### Lemmatization
* In contrast to stemming, lemmatization looks beyond word reduction, and considers a language's full vocabulary to apply a morphological analysis to words.
* The lemma of 'was' is 'be' and the lemma of 'mice' is 'mouse'. Further, the lemma of 'meeting' might be 'meet' or 'meeting' depending on its use in a sentence.

* Lemmatization is typically seen as much more informative than simple stemming, which is why Spacy has opted to only have Lemmatization available instead of stemming.

* Lemmatization looks at surrounding text to determine a given word's part of speech, it does not categorize phrases. 
* Next we'll discuss word vectors and similarity.
* Let's discuss how to perform lemmatization with Spacy. 

In [2]:
import spacy

In [3]:
nlp = spacy.load('en_core_web_sm')

In [4]:
doc1 = nlp(u'I am runner running in a race because I love to run since I ran today')

In [5]:
for token in doc1:
    print(token.text, '\t', token.pos_, '\t', token.lemma, '\t', token.lemma_)
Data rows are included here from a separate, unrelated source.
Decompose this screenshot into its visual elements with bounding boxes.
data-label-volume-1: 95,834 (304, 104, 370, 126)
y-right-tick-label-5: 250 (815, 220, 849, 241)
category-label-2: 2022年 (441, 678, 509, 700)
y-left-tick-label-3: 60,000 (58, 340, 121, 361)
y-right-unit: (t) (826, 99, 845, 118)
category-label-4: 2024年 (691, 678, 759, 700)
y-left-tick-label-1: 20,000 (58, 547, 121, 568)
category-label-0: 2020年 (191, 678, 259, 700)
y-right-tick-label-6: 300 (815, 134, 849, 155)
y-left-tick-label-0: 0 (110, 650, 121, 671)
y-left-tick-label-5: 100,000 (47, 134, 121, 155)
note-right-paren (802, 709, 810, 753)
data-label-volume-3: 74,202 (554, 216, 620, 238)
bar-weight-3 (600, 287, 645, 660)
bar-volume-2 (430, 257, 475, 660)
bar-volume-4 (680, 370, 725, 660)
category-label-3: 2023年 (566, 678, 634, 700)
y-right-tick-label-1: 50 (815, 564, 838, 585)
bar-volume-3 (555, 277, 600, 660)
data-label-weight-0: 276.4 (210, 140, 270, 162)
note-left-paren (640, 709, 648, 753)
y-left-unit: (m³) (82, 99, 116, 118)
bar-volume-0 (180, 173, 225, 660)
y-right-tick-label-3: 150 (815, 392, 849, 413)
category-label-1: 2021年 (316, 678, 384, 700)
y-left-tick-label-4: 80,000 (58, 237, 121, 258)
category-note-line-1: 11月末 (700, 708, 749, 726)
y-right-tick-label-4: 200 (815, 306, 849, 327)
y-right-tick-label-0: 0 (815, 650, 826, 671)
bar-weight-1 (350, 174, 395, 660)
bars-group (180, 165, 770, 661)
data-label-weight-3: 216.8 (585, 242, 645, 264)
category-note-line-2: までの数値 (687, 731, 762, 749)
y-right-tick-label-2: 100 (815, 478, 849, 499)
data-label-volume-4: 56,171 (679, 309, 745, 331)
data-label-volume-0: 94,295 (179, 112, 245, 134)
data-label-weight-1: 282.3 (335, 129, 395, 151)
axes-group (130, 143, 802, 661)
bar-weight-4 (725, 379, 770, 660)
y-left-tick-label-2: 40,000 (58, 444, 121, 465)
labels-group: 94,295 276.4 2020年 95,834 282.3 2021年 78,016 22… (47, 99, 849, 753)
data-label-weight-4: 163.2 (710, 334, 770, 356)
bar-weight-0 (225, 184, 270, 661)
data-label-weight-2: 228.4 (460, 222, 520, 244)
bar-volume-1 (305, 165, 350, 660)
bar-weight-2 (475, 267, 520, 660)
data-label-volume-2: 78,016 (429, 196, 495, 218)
I 	 PRON 	 4690420944186131903 	 I
am 	 AUX 	 10382539506755952630 	 be
runner 	 NOUN 	 12640964157389618806 	 runner
running 	 VERB 	 12767647472892411841 	 run
in 	 ADP 	 3002984154512732771 	 in
a 	 DET 	 11901859001352538922 	 a
race 	 NOUN 	 8048469955494714898 	 race
because 	 SCONJ 	 16950148841647037698 	 because
I 	 PRON 	 4690420944186131903 	 I
love 	 VERB 	 3702023516439754181 	 love
to 	 PART 	 3791531372978436496 	 to
run 	 VERB 	 12767647472892411841 	 run
since 	 SCONJ 	 10066841407251338481 	 since
I 	 PRON 	 4690420944186131903 	 I
ran 	 VERB 	 12767647472892411841 	 run
today 	 NOUN 	 11042482332948150395 	 today


In [8]:
def show_lemmas(text):
    for token in text:
        print(f'{token.text:{12}} {token.pos_:{6}} {token.lemma:<{22}} {token.lemma_}')

In [6]:
doc2 = nlp(u'I saw ten mice today!')

In [9]:
show_lemmas(doc2)

I            PRON   4690420944186131903    I
saw          VERB   11925638236994514241   see
ten          NUM    7970704286052693043    ten
mice         NOUN   1384165645700560590    mouse
today        NOUN   11042482332948150395   today
!            PUNCT  17494803046312582752   !


# Stop Words

* Words lika "a" and "the" appear so frequently that they don't require tagging as thoroghly as nouns, verbs and modifiers.
* We call these stop words, and they can be filtered from the text to be processed.
* Spacy holds a built-in list of some 305 English stop words.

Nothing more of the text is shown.